Enamel Cross Project (part 2)

Enamel Cross Project (part 2)

Working with the bottom section, I cleaned the surface of the metal and painted on Chinese White. This allows me to draw the design in pencil onto the surface of the metal. Here's the main part of the design, without the border crosses.

 

Here's a photo of the design cut into the metal and the border crosses painted on. I also cut out the stem of the cross to make sure I could get the join between the bottom and stem pieces nice and neat:

lower mid interface of the cross

lower-mid connected together

After many hours of engraving I came to this:

lower piece join as seen from the side

I was going to go ahead and enamel it but then thought I should, at least, finish the stem section near to the join. I need to get the widths of the circle borders right on both joining sections. So here's the stem section of the cross with the design all marked out:

Next design drawn on the stem

This section has quite a few complicated design features, in particular the rose on the right-hand-side. I'm relatively new to engraving and this will certainly be good practice!
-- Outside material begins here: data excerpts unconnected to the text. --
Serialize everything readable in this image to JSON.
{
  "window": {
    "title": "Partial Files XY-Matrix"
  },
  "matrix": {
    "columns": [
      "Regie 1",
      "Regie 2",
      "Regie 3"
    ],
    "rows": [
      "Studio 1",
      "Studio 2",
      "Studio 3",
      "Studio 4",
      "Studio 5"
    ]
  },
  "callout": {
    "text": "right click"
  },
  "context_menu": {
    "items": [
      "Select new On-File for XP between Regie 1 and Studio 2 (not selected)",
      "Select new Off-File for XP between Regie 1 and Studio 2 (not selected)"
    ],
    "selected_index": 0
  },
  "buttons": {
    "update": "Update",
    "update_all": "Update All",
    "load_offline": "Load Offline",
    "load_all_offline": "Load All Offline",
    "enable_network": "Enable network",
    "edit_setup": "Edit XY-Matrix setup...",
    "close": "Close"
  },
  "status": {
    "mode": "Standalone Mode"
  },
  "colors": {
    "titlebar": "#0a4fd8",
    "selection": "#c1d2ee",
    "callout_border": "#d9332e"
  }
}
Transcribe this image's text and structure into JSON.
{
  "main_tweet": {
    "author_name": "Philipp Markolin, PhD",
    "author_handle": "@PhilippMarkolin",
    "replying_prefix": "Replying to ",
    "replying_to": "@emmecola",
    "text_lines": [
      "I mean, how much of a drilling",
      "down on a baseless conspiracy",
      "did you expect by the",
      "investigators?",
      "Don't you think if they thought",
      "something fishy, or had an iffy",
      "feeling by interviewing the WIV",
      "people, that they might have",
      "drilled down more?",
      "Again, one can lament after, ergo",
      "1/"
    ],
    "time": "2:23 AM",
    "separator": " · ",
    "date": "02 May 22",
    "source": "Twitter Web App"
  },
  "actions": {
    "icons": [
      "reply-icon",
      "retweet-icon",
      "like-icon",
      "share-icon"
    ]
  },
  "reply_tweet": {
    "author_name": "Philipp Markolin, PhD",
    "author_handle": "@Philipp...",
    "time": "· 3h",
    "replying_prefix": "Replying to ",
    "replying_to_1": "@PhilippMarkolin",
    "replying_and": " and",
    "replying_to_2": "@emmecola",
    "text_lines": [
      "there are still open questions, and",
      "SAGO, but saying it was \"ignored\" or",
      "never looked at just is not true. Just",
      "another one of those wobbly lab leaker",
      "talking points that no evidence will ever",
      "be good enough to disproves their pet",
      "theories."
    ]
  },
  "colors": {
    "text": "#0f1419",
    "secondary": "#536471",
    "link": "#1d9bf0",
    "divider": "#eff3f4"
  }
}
Here's how the cross is looking so far:

stem joined on the the bottom piece to see what it's like

After many hours of cutting away metal I've got to this stage:

stem rose design cut and finished

There were 84 petals, in total, to cut for the rose. I found getting a clean cut on the insides of curves to be very tricky. Somehow I managed it but couldn't really tell you how I did it! Most of the cutting is done with knife-shaped gravers, sometimes with a pointed bottom and sometimes flat. I try to use as large a flat bottomed knife-edged graver as possible to flatten out the recess cuts. If I were doing basse-taille enamelling technique, with transparent enamels, this would be more important to get a good relective surface off the metal to come through the enamel from behind.